Der Sachverhalt:
Der Kläger hatte im Streitjahr 2005 Einkünfte aus Stillhaltergeschäften erzielt, deren Höhe von dem mit der Abwicklung der Geschäfte beauftragten Bankinstitut ermittelt und deren Umfang in einer sechsseitigen Einzelumsatzaufstellung dargestellt wurde. Der Steuerberater des Klägers ordnete die - nicht dem Halbeinkünfteverfahren unterliegenden - Einkünfte aus Stillhaltergeschäften i.H.v. 41.295 € den Einkünften aus "privaten Veräußerungsgeschäften" i.S.d. §§ 22 Nr. 2, 23 Abs. 1 S. 1 Nr. 4 EStG zu.
Durch das Belassen der Einkünfte aus dem Stillhaltergeschäft in dem unter Kennziffer 116 eingetragenen Gesamtbetrag wurden die insoweit erzielten Einkünfte bei den Einkünften aus privaten Veräußerungsgeschäften im dort angesetzten Gesamtbetrag von 40.759 € berücksichtigt und kamen dadurch mit einem Verlustvortrag aus Einkünften aus privaten Veräußerungsgeschäften in gleicher Höhe zur Verrechnung. Im Fall einer Eintragung des Stillhaltergeschäftes im Feld "Leistungen" auf der Vorderseite der "Anlage SO" wäre es zu einer Berücksichtigung als sonstige Leistung (§ 22 Nr. 3 EStG) gekommen, ohne dass hierauf Verlustvorträge verrechnet worden wären.
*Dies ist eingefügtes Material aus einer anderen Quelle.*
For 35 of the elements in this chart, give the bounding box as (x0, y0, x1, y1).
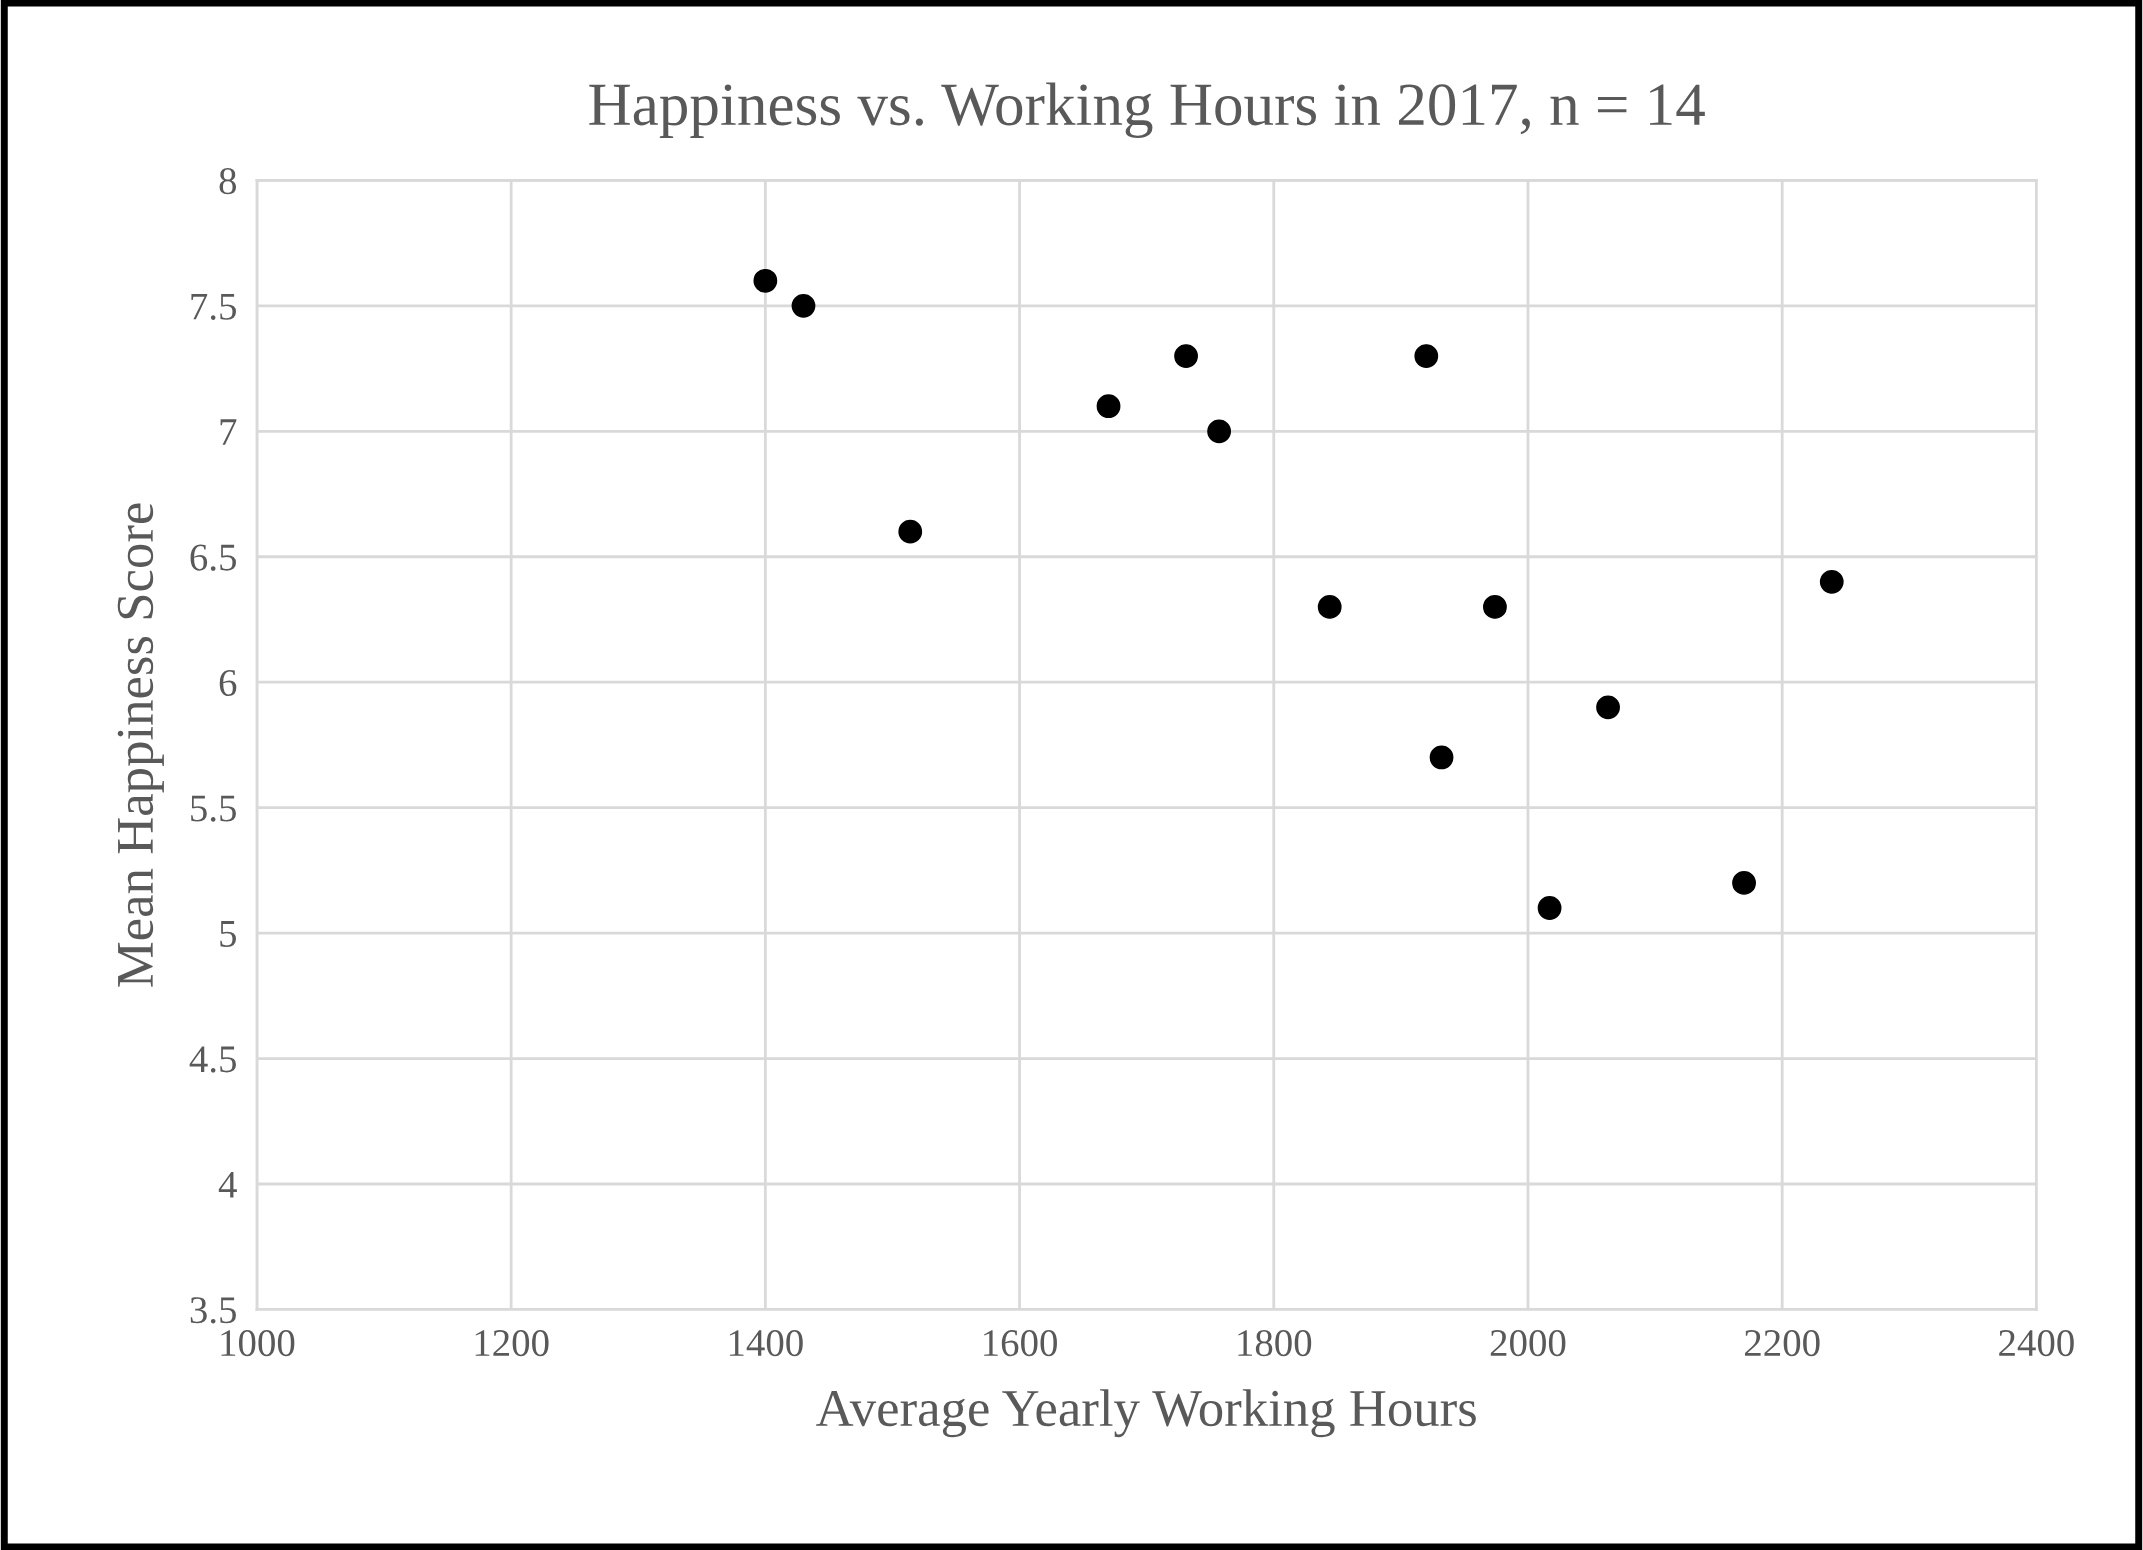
y-tick-label: 6.5 (190, 544, 236, 571)
y-tick-label: 3.5 (190, 1297, 236, 1324)
y-tick-label: 7.5 (191, 293, 236, 320)
y-tick-label: 5 (220, 921, 236, 947)
x-tick-label: 2000 (1490, 1330, 1566, 1357)
point (1174, 344, 1198, 368)
point (1537, 896, 1562, 920)
point (1483, 595, 1507, 619)
point (791, 293, 816, 318)
y-tick-label: 8 (219, 168, 237, 195)
point (1096, 394, 1121, 419)
point (1414, 344, 1439, 368)
point (1207, 419, 1232, 444)
y-tick-label: 7 (220, 419, 237, 445)
point (1429, 745, 1454, 770)
x-tick-label: 1800 (1238, 1330, 1312, 1357)
x-tick-label: 2400 (1999, 1330, 2074, 1357)
y-tick-label: 4 (218, 1171, 237, 1198)
y-tick-label: 4.5 (189, 1046, 236, 1073)
y-tick-label: 6 (219, 669, 237, 697)
point (753, 268, 778, 293)
x-tick-label: 1000 (221, 1330, 295, 1357)
point (1819, 569, 1844, 594)
point (1596, 695, 1620, 720)
x-tick-label: 2200 (1745, 1330, 1820, 1357)
x-tick-label: 1400 (729, 1330, 803, 1357)
point (1317, 595, 1342, 619)
x-axis-title: Average Yearly Working Hours (816, 1389, 1476, 1438)
chart-title: Happiness vs. Working Hours in 2017, n = 14 (589, 82, 1705, 139)
point (1732, 871, 1756, 895)
point (898, 519, 923, 544)
y-tick-label: 5.5 (191, 795, 236, 822)
x-tick-label: 1600 (984, 1330, 1057, 1357)
y-axis-title: Mean Happiness Score (117, 503, 164, 987)
x-tick-label: 1200 (475, 1330, 549, 1357)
Der Einkommensteuerbescheid aus August 2007 wurde bestandskräftig.
Im Anschluss an eine beim Kläger durchgeführte Außenprüfung im März 2011 erließ das Finanzamt einen nach § 129 AO geänderten Einkommensteuerbescheid für das Streitjahr, in dem die Einkünfte aus den Stillhaltergeschäften bei den Einkünften aus Leistungen i.S.d. § 22 Nr. 3 EStG i.H.v. 45.488 € berücksichtigt wurden. Das FG wies die hiergegen gerichtete Klage ab. Auf die Revision des Klägers hob der BFH das Urteil auf und gab der Klage statt.
Gründe:
Der Einkommensteuerbescheid für das Streitjahr 2005 konnte nicht mehr nach § 129 AO berichtigt werden.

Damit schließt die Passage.